Ultimately, fellow scholars and many nonacademic readers are likely to appreciate Clarke’s book for its recognition of the epistemological hesitation, the theological and ideological self-consciousness, that has often shaped science-fictional treatments of the ultimate. This book highlights the whipping boy that a misshapen form of Catholicism has often provided, but it consistently demonstrates how the real target in the crosshairs has usually been any form of mysticism or superstition that would explicitly array itself against reason or science. Where religions have contorted themselves into dogmatic purveyors of Absolute Truth, Clarke shows how quickly SF has arrived, ready with the equivalent of a nun’s stern ruler. Read his book, then, for its insightful treatments of the works mentioned above and many more, including C. S. Lewis’s That Hideous Strength (1945), James Blish’s A Case of Conscience (1958), Keith Roberts’s Pavane (1968), Robert Silverberg’s “Good News from the Vatican” (1971), Umberto Eco’s The Name of the Rose (1980), Dan Simmons’s Hyperion (1989), and Robert Charles Wilson’s Julian Comstock (2009). Enjoy its ability to reference Chaucer and Shelley right alongside Star Wars and Star Trek. Most of all, ponder the concluding, perhaps counterintuitive suggestion at work in the entire monograph: “Neither Catholicism nor sf have suffered through their lengthy interaction, even though they may often have misunderstood one another. Indeed, it is arguable that they may even have benefited each other greatly” (252). Similarly, gaining from Clarke’s argument does not require blinding oneself to the horrors committed by representatives of any particular monotheism or polytheism (or for that matter, atheism). It demands only a readiness to reach beyond the easy binaries with which we frequently frame religious versus secular cultures. Asimov’s robot characters may not always welcome such challenges, but we should.
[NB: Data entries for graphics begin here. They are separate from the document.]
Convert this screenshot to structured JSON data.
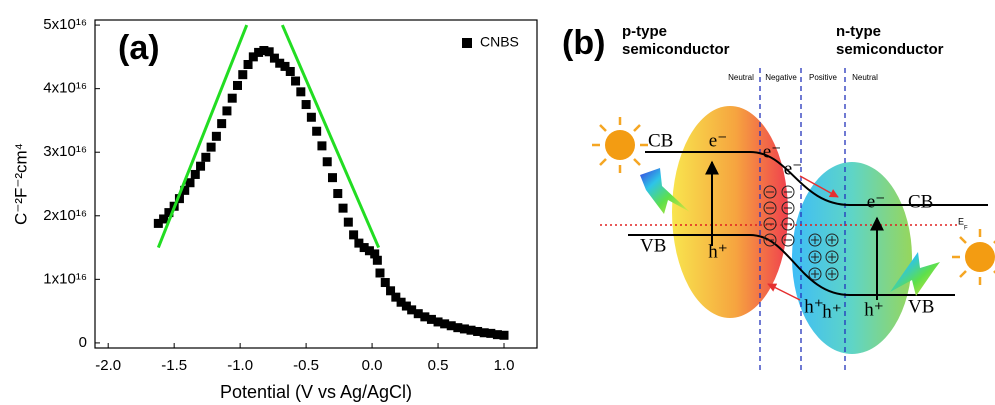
{
  "chart_data": {
    "type": "scatter",
    "panel_label": "(a)",
    "x_label": "Potential (V vs Ag/AgCl)",
    "y_label": "C⁻²F⁻²cm⁴",
    "series": [
      {
        "name": "CNBS",
        "color": "#000000",
        "x": [
          -1.62,
          -1.58,
          -1.54,
          -1.5,
          -1.46,
          -1.42,
          -1.38,
          -1.34,
          -1.3,
          -1.26,
          -1.22,
          -1.18,
          -1.14,
          -1.1,
          -1.06,
          -1.02,
          -0.98,
          -0.94,
          -0.9,
          -0.86,
          -0.82,
          -0.78,
          -0.74,
          -0.7,
          -0.66,
          -0.62,
          -0.58,
          -0.54,
          -0.5,
          -0.46,
          -0.42,
          -0.38,
          -0.34,
          -0.3,
          -0.26,
          -0.22,
          -0.18,
          -0.14,
          -0.1,
          -0.06,
          -0.02,
          0.02,
          0.04,
          0.06,
          0.1,
          0.14,
          0.18,
          0.22,
          0.26,
          0.3,
          0.35,
          0.4,
          0.45,
          0.5,
          0.55,
          0.6,
          0.65,
          0.7,
          0.75,
          0.8,
          0.85,
          0.9,
          0.95,
          1.0
        ],
        "values": [
          1.88e+16,
          1.95e+16,
          2.05e+16,
          2.15e+16,
          2.27e+16,
          2.4e+16,
          2.52e+16,
          2.65e+16,
          2.78e+16,
          2.92e+16,
          3.08e+16,
          3.25e+16,
          3.45e+16,
          3.65e+16,
          3.85e+16,
          4.05e+16,
          4.22e+16,
          4.38e+16,
          4.5e+16,
          4.57e+16,
          4.6e+16,
          4.58e+16,
          4.48e+16,
          4.4e+16,
          4.35e+16,
          4.27e+16,
          4.12e+16,
          3.95e+16,
          3.75e+16,
          3.55e+16,
          3.33e+16,
          3.1e+16,
          2.85e+16,
          2.6e+16,
          2.35e+16,
          2.12e+16,
          1.9e+16,
          1.7e+16,
          1.57e+16,
          1.5e+16,
          1.45e+16,
          1.4e+16,
          1.3e+16,
          1.1e+16,
          9500000000000000.0,
          8200000000000000.0,
          7200000000000000.0,
          6400000000000000.0,
          5800000000000000.0,
          5200000000000000.0,
          4600000000000000.0,
          4100000000000000.0,
          3700000000000000.0,
          3300000000000000.0,
          3000000000000000.0,
          2700000000000000.0,
          2400000000000000.0,
          2200000000000000.0,
          2000000000000000.0,
          1800000000000000.0,
          1600000000000000.0,
          1500000000000000.0,
          1300000000000000.0,
          1200000000000000.0
        ]
      }
    ],
    "fit_lines": [
      {
        "color": "#22dd22",
        "x": [
          -1.62,
          -0.95
        ],
        "values": [
          1.5e+16,
          5e+16
        ]
      },
      {
        "color": "#22dd22",
        "x": [
          -0.68,
          0.05
        ],
        "values": [
          5e+16,
          1.5e+16
        ]
      }
    ],
    "xlim": [
      -2.1,
      1.25
    ],
    "ylim": [
      -800000000000000.0,
      5.08e+16
    ],
    "xticks": [
      {
        "value": -2.0,
        "label": "-2.0"
      },
      {
        "value": -1.5,
        "label": "-1.5"
      },
      {
        "value": -1.0,
        "label": "-1.0"
      },
      {
        "value": -0.5,
        "label": "-0.5"
      },
      {
        "value": 0,
        "label": "0.0"
      },
      {
        "value": 0.5,
        "label": "0.5"
      },
      {
        "value": 1.0,
        "label": "1.0"
      }
    ],
    "yticks": [
      0,
      {
        "value": 1e+16,
        "label": "1x10¹⁶"
      },
      {
        "value": 2e+16,
        "label": "2x10¹⁶"
      },
      {
        "value": 3e+16,
        "label": "3x10¹⁶"
      },
      {
        "value": 4e+16,
        "label": "4x10¹⁶"
      },
      {
        "value": 5e+16,
        "label": "5x10¹⁶"
      }
    ],
    "legend": "top-right"
  },
  "diagram": {
    "panel_label": "(b)",
    "p_label": [
      "p-type",
      "semiconductor"
    ],
    "n_label": [
      "n-type",
      "semiconductor"
    ],
    "regions": [
      "Neutral",
      "Negative",
      "Positive",
      "Neutral"
    ],
    "bands": {
      "left_cb": "CB",
      "left_vb": "VB",
      "right_cb": "CB",
      "right_vb": "VB"
    },
    "fermi_level": {
      "main": "E",
      "sub": "F"
    },
    "electrons": [
      "e⁻",
      "e⁻",
      "e⁻",
      "e⁻"
    ],
    "holes": [
      "h⁺",
      "h⁺",
      "h⁺",
      "h⁺"
    ]
  }
}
Biography: Everett Hamner is Professor of English at Western Illinois University in Moline, Illinois. His scholarship focuses on the intersections of genetics and climate with literature, film, and popular culture. Recent work of potential interest includes Editing the Soul: Science and Fiction in the Genome Age (Penn State, 2017), a 2018 special issue of Science Fiction Film and Television on the television series Orphan Black, and a chapter in The Palgrave Handbook of Literature and Science (2020) on the climate novels of Kim Stanley Robinson.